Analysis and Prediction
The two have played 14 times previously, with Murray taking a narrow 8-6 lead into this match. Probably the most telling statistic has been their past 18 months however, where Murray has won nine of the 10 sets they have played over this period. Murray’s defensive tenacity frustrates Berdych in a way similar to Novak Djokovic. His game is big, but when you have one of the best movers in world tennis chasing down your shots, eventually you’ll slip up with a weaker shot. Berdych’s mental application in big matches like this has been questionable, so a mindset of measured aggression needs to stay strong throughout the match.
This match will be a bruising baseline slog that will test the durability of the Slazengers taking part on Friday. There aren’t too many weaknesses for either player to exploit here, but if there is one thing that will dictate the outcome of the match it will be whether Berdych can avoid being pushed around on the baseline. At 196cm and a sizeable frame his movement around the court is strong for a big man, but not on the level of Murray’s. A reason for Murray’s recent success against Berdych is due to his improved ability to take control of the point when the opportunity presents. Only as recent as 2014, Murray wouldn’t take the shorter ball into a corner to get his opponent moving around, rather opting to play a regular cross court ball to keep the rally going. This allows Berdych to stay in the point and even hit through Murray with his powerful groundstrokes, rather than spending his time running side to side on the baseline. If Murray plays with his aggressive style from the past couple of years he should have no problem in dominating proceedings.
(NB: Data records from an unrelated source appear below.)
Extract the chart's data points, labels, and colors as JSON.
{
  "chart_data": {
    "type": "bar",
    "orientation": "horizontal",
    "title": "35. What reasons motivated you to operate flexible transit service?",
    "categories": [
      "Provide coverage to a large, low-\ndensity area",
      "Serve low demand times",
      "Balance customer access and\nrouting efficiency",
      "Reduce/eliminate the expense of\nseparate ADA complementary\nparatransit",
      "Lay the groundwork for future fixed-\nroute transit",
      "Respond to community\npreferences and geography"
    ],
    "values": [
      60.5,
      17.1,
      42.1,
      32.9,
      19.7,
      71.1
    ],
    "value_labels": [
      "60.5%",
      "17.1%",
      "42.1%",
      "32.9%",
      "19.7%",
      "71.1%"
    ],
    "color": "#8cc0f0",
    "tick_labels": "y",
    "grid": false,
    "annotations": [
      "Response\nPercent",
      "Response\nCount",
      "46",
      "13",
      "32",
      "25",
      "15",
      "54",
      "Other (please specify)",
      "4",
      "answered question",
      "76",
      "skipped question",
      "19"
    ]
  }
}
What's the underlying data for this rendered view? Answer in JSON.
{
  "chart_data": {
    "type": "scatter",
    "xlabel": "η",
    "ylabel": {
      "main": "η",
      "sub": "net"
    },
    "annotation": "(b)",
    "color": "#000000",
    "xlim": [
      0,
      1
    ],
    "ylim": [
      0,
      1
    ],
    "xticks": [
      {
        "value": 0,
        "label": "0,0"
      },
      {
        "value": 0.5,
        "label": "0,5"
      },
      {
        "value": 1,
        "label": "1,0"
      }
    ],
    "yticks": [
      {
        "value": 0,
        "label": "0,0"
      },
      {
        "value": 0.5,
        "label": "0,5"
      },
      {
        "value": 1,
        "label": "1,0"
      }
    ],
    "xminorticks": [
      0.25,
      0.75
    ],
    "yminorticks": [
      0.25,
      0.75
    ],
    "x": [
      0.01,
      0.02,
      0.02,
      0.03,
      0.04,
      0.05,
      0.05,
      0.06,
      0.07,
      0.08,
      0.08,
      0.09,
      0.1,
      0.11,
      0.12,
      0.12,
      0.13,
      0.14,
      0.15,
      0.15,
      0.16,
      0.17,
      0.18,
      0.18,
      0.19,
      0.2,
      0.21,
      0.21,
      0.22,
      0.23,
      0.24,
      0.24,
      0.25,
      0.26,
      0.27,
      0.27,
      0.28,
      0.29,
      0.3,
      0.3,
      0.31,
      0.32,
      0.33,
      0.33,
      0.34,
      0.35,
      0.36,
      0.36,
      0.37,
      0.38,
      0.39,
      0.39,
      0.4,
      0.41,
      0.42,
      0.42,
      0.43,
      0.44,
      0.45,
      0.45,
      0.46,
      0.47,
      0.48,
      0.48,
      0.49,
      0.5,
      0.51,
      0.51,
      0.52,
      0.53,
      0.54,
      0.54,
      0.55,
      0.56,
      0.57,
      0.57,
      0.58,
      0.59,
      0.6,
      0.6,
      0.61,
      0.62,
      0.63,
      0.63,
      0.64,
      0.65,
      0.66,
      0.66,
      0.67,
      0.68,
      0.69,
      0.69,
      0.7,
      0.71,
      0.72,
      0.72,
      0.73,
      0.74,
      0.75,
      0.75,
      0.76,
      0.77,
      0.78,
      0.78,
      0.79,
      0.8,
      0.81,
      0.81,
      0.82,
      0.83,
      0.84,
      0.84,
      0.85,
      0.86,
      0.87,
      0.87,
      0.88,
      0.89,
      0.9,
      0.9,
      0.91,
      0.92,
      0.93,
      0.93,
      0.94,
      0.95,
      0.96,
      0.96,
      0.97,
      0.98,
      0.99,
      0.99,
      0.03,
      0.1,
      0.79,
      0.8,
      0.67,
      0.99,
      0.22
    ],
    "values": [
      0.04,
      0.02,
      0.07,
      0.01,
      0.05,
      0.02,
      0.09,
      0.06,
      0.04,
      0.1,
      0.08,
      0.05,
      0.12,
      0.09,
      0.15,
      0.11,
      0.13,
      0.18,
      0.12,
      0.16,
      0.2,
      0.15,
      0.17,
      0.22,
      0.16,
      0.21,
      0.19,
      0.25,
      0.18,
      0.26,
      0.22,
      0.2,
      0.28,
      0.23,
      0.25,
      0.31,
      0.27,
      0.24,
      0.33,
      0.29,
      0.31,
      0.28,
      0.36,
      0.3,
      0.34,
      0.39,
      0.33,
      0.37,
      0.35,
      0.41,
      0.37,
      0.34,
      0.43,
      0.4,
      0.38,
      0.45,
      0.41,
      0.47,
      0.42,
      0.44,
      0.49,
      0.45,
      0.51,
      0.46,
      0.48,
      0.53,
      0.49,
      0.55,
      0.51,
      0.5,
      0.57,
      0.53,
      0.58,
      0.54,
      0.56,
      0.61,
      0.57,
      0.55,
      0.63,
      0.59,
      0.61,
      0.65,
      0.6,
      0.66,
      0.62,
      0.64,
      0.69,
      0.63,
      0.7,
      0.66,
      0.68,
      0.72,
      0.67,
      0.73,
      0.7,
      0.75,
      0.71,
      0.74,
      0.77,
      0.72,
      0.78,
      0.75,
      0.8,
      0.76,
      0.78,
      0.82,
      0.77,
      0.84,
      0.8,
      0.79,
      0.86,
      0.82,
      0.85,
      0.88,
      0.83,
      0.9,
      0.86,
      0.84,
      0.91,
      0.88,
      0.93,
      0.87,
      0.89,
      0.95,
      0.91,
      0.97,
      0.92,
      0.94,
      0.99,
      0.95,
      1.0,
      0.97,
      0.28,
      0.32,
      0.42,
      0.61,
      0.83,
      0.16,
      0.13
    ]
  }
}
Another area to look out for is the second serves. Both men have massive first serves but weak second serves, sitting up in the returners hitting zone, rarely close to the line. This represents a strong opportunity for both players to get the first strike in the rally, putting them firmly in control of the baseline. If anything, this area favours Berdych just slightly, but the scrambling ability of Murray allows him to neutralise this position quite frequently.
After a tough quarter-final, Murray will be looking to go back to the basics of aggressive baseline tennis. Provided he serves well enough to establish himself early in each set, there isn’t much to suggest he won’t be able to control the baseline and move Berdych from side to side.